MF Global customers may see more payback | Reuters

    This article originally appeared as a Reuters Dispatch.

    March 15 (Reuters) – The trustee liquidating MF Global‘s broker-dealer is asking a bankruptcy court for permission to distribute an additional $600 million to U.S. exchange customers whose accounts were frozen when the futures broker collapsed.

    Trustee James Giddens announced the plan in court papers on Thursday, saying he would also seek to distribute as much as $50 million to customers who traded on foreign exchanges, and $35 million to certain customers who hold physical property such as gold bars.

    Customers who trade on U.S. exchanges have already received payouts amounting to roughly $3.9 billion, or about 72 percent of the value of their accounts. The latest payouts, if approved by Judge Martin Glenn in U.S. Bankruptcy Court in Manhattan, would increase that recovery percentage to more than 80 percent, Giddens estimated.

    The payouts would represent a payback of about 10 percent for customers who trade on foreign exchanges, a group that has seen no recovery as of yet, Giddens said.

    The broker-dealer’s parent, MF Global Holdings Ltd, filed for bankruptcy on Oct. 31 after revealing $6.3 billion in exposure to risky European sovereign debt.
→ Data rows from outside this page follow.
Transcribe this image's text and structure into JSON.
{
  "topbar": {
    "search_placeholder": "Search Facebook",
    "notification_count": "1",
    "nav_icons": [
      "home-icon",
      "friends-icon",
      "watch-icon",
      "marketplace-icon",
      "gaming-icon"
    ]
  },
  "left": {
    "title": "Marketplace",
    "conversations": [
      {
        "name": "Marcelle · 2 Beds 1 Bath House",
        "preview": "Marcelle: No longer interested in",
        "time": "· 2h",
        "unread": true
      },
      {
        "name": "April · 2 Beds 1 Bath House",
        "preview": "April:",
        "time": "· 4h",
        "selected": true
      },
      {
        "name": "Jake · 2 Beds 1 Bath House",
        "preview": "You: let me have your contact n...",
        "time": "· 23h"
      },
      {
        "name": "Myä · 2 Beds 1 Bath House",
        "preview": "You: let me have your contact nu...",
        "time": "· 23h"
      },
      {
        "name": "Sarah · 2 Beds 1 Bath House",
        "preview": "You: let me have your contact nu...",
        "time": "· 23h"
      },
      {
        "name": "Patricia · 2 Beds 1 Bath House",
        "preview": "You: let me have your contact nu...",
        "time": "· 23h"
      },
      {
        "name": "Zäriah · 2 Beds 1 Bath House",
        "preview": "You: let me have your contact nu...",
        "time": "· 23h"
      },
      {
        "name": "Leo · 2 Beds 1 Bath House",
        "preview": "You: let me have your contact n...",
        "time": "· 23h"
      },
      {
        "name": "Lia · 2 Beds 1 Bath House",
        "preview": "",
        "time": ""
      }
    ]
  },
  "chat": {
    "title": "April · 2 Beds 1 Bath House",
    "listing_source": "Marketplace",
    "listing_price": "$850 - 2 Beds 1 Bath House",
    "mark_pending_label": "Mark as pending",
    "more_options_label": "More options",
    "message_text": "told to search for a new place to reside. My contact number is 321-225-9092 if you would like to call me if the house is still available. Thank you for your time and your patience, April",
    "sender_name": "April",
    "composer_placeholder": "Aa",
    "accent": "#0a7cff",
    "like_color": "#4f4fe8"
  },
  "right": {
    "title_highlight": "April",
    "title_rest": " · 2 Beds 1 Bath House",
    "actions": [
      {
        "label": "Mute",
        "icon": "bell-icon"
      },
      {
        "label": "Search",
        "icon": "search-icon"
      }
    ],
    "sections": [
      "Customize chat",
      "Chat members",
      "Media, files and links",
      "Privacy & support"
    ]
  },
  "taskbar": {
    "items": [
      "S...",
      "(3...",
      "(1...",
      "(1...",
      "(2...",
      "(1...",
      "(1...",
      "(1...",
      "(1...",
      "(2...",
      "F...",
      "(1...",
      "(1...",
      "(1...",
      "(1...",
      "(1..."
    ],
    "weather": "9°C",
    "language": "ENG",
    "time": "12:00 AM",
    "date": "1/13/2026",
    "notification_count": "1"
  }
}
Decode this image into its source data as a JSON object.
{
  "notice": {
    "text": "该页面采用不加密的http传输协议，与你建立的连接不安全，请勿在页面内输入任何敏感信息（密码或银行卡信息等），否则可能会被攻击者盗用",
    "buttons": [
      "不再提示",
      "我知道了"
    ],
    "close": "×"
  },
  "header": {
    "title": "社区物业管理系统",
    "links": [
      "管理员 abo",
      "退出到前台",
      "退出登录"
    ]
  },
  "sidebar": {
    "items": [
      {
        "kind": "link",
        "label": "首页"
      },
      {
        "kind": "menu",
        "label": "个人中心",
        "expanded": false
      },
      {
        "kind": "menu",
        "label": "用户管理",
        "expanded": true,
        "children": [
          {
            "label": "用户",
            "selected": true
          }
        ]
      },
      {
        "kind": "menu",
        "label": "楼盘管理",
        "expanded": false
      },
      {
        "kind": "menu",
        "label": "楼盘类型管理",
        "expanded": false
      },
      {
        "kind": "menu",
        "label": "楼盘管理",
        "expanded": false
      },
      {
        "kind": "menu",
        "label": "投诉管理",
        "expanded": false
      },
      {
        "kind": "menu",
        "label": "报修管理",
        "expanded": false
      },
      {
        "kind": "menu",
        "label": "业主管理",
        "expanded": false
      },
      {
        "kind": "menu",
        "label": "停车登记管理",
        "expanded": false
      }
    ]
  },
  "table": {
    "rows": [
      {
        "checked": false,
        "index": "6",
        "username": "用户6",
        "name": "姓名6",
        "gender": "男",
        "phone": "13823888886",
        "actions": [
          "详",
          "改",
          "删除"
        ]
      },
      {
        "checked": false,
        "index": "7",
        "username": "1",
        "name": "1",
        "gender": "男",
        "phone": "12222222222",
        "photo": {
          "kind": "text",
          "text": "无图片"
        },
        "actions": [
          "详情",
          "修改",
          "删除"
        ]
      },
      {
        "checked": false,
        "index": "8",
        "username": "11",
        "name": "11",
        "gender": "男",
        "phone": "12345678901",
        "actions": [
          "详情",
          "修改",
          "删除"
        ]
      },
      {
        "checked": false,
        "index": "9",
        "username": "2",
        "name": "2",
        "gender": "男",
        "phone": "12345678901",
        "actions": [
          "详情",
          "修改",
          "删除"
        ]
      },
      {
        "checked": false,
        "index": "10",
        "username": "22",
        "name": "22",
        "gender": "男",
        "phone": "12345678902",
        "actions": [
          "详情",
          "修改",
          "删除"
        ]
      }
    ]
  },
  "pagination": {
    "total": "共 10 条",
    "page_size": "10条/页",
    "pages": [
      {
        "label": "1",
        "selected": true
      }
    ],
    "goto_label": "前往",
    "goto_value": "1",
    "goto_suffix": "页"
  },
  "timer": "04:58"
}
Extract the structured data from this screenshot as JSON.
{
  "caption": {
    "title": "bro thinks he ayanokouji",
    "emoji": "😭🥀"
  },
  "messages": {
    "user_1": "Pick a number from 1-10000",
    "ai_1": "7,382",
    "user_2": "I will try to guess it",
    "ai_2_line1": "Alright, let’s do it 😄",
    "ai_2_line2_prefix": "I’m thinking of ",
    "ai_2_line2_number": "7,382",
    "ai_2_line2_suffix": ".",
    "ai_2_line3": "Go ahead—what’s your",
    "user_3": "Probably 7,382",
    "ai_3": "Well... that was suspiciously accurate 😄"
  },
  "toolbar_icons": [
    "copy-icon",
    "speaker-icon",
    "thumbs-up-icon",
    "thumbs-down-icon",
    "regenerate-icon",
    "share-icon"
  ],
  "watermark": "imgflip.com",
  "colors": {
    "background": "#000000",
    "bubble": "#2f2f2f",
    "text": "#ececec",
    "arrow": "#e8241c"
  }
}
    An estimated $1.6 billion that went missing from customer accounts – the result of improper use of those funds to cover corporate transactions, according to a Giddens report in February – has been the subject of ongoing investigations from federal regulators. The company’s former CEO, ex-New Jersey Governor Jon Corzine, resigned in November.

    ‘AS QUICKLY AS POSSIBLE’

    If approved at an April 12 court hearing, the payouts would be made “as quickly as possible,” Giddens spokesman Kent Jarrell told Reuters on Thursday, but no specific time frame was given.

    The latest proposed distributions would go out on a rolling basis, the trustee said in court papers – a departure from previous payouts, which were made in bulk. This round would be paid out as customer claims are processed and validated, a procedure that remains ongoing, Giddens said.

    It would also be contingent on customers agreeing to accept Giddens’ determination on the validity of their claims, Jarrell said. Customers who object to those determinations would not be paid while their objections were pending, he explained.

    The payouts would come mainly from about $1.4 billion the trustee has been holding in reserve in anticipation of claims against the broker-dealer from MF Global affiliates and other parties.

    Giddens feels comfortable reducing that pot by the roughly $685 million sum of the three proposed transfers, Jarrell said.

    “That’s his judgment call, and that’s a judgment he has made,” Jarrell said.

    One customer advocate said Giddens’ willingness to part with a chunk of his reserve suggests that claims against the brokerage are meritless.

    “It tells me these claims are what we thought they were – totally illegitimate,” said John Roe, spokesman for the Commodity Customer Coalition. “No one has a legitimate claim on customer property.”

    There would still be around $750 million in reserve, and foreign MF Global entities have asserted about $350 million in claims against the brokerage, Giddens said in court papers.

    In the past, some customers, including the coalition, have objected to Giddens’ proposed methods for distributing money to customers.

    Roe does not see that happening with the latest plan.

    “I can’t really see how anyone could object to it,” he said. “It’s another eight-to-ten cents for clients.”

    The bankruptcy is In re MF Global Holdings Ltd, U.S. Bankruptcy Court, Southern District of New York, No. 11-15059.

    The brokerage liquidation is In re MF Global Inc, in the same court, No. 11-2790.

    For James Giddens, the trustee liquidating the MF Global Inc brokerage: James Kobak, Christopher Kiplok, Jeffrey Margolin, Anson Frelinghuysen and Sarah Loomis Cave of Hughes Hubbard & Reed.

    For the Creditors’ Committee: Martin Bienenstock, Michael Kessler and Irena Goldstein of Dewey & LeBoeuf.